So, I give you Communi(ty)cations – my suggestion for 2010’s definition of PR.

Sadly this is not a ‘new’ word (let’s face it, in 2009 it’s pretty damn hard to create anything truly original) and even more sadly, it’s doesn’t quite roll off the tongue that smoothly does it?

However, I hope the sentiment / rationale is what you take away from reading this post (that’s all I’ve got by the way, I can’t even validate your cyber parking, sorry).

What does it mean?

I’d describe it as ‘communicating with your ‘communities’ in a unified and integrated way.’

‘Communities’ is probably the key word and not in the traditional PR sense (I’ll get on to ‘relations’ later).

It is my argument that what used to be referred to as ‘target audiences’ have now become ‘pursued communities’ – people we want to engage / talk ‘with’ as opposed to talk ‘at.’

The rise of social media is a primary reason behind this shift, but you could argue that mediums like radio have been part of this movement for decades.

‘Unity’ – which in this case refers to adopting a truly unified approach to your communications – is where the traditional definition of PR is challenged.

Frustratingly, I wouldn’t have to write this post if ‘media relations’ was tainted with a less traditional brush.

And we know that ‘public relations’ and ‘media relations’ are not the same thing – media relations is a way of communicating with the public / your audience, as opposed to PR which is about adopting the best method of communication to deliver / manage a message.

‘Community relations’ is another term which could sum up what we are doing more of – but again, this already means something else.

Why do we need a new definition?

I wish we didn’t need one.
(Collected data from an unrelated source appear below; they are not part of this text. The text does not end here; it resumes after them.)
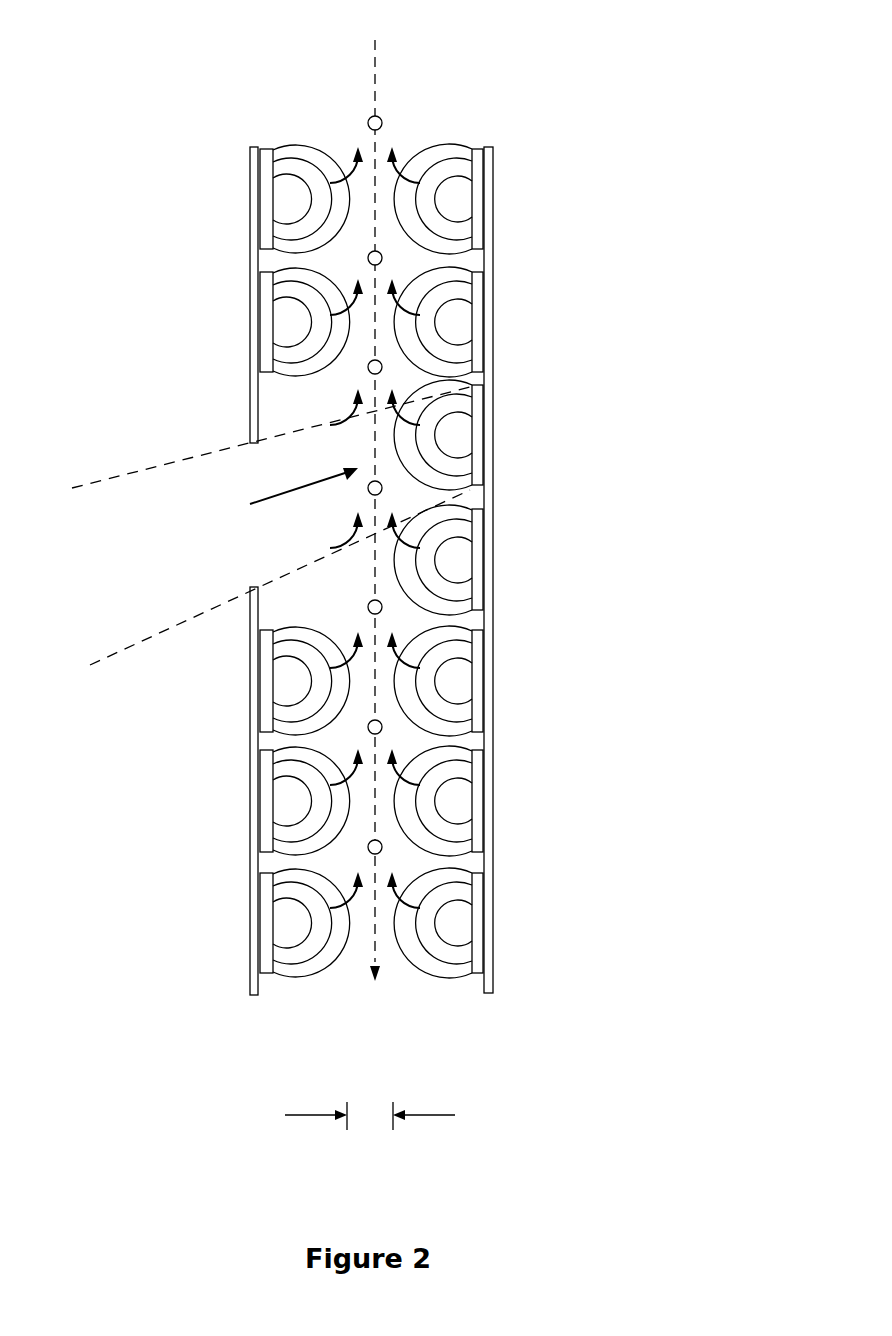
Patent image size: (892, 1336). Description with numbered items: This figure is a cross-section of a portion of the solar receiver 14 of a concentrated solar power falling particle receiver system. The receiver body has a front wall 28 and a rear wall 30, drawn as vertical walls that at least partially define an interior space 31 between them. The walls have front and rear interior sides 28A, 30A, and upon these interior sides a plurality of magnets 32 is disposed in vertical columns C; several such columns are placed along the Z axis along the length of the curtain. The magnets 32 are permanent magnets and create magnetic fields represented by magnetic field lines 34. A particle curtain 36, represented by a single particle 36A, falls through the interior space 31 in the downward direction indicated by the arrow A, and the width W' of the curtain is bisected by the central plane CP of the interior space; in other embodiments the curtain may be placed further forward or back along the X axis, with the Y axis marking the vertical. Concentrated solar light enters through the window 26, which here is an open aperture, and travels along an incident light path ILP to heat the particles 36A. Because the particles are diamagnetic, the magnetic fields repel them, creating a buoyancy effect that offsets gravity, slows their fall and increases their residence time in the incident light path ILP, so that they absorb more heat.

The solar receiver 14 is at (150, 62).
The window 26 is at (247, 475).
The front wall 28 is at (252, 287).
The front interior side 28A is at (258, 987).
The rear wall 30 is at (497, 350).
The rear interior side 30A is at (485, 987).
The interior space 31 is at (400, 597).
The magnets 32 is at (462, 193).
The magnetic field lines 34 is at (460, 307).
The particle curtain 36 is at (375, 28).
The particle 36A is at (368, 121).
The arrow A is at (378, 950).
The vertical columns C is at (492, 128).
The central plane CP is at (378, 80).
The incident light path ILP is at (283, 497).
The width of the curtain W' is at (370, 1139).
The X axis X is at (613, 912).
The Y axis Y is at (613, 912).
The Z axis Z is at (613, 913).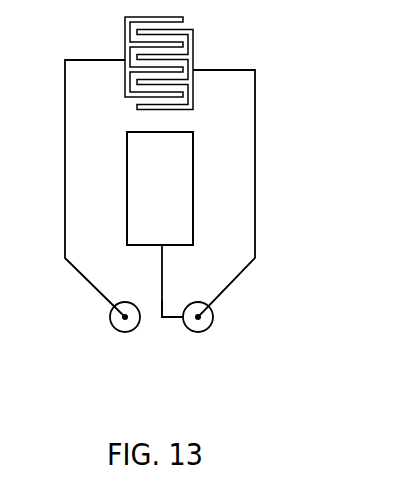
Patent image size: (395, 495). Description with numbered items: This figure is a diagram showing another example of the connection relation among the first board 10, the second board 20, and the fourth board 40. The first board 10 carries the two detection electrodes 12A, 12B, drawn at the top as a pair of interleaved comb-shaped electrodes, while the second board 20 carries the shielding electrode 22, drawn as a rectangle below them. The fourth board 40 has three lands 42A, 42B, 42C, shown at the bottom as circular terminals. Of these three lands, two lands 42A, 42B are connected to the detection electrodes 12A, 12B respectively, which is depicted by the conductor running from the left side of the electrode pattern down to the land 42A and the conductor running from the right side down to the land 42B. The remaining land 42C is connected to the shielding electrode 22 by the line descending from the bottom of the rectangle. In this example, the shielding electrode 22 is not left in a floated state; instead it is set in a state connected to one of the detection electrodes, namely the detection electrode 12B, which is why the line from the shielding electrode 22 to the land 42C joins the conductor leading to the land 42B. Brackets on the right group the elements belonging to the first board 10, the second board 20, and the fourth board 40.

The first board 10 is at (200, 64).
The detection electrode 12A is at (125, 37).
The detection electrode 12B is at (195, 46).
The second board 20 is at (240, 187).
The shielding electrode 22 is at (193, 187).
The fourth board 40 is at (225, 325).
The land 42A is at (117, 330).
The land 42B is at (205, 330).
The land 42C is at (173, 319).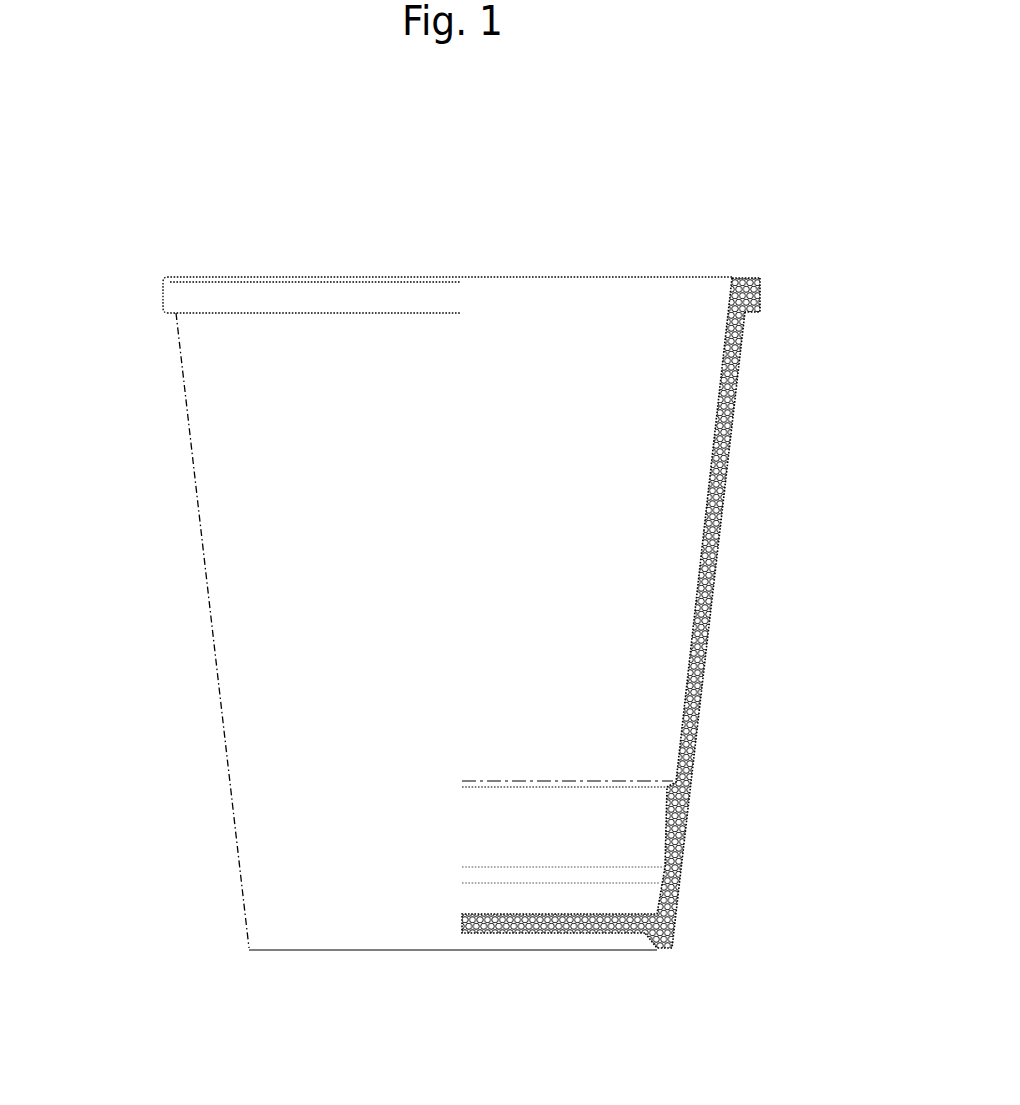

But for some reason (and this is just my opinion) PR people aren’t always seen as communications specialists, when they should be.

No matter the platform, the same rules of ‘communication’ apply – and that involves tailoring your approach / message to the audience you want to reach.

So, even though it’s a bit of a mouthful, perhaps ‘communi(ty)cations’ is one way of capturing the role of PR a bit better…or it’s just another failed attempt to embed a new ‘word’ into the mainstream.

Either way, the message is the same: treat your audiences as communities and you have more of a chance of ‘reaching’ them as opposed to ‘preaching’ to them (and failing).


Note: These are my personal opinions…as convoluted as they are!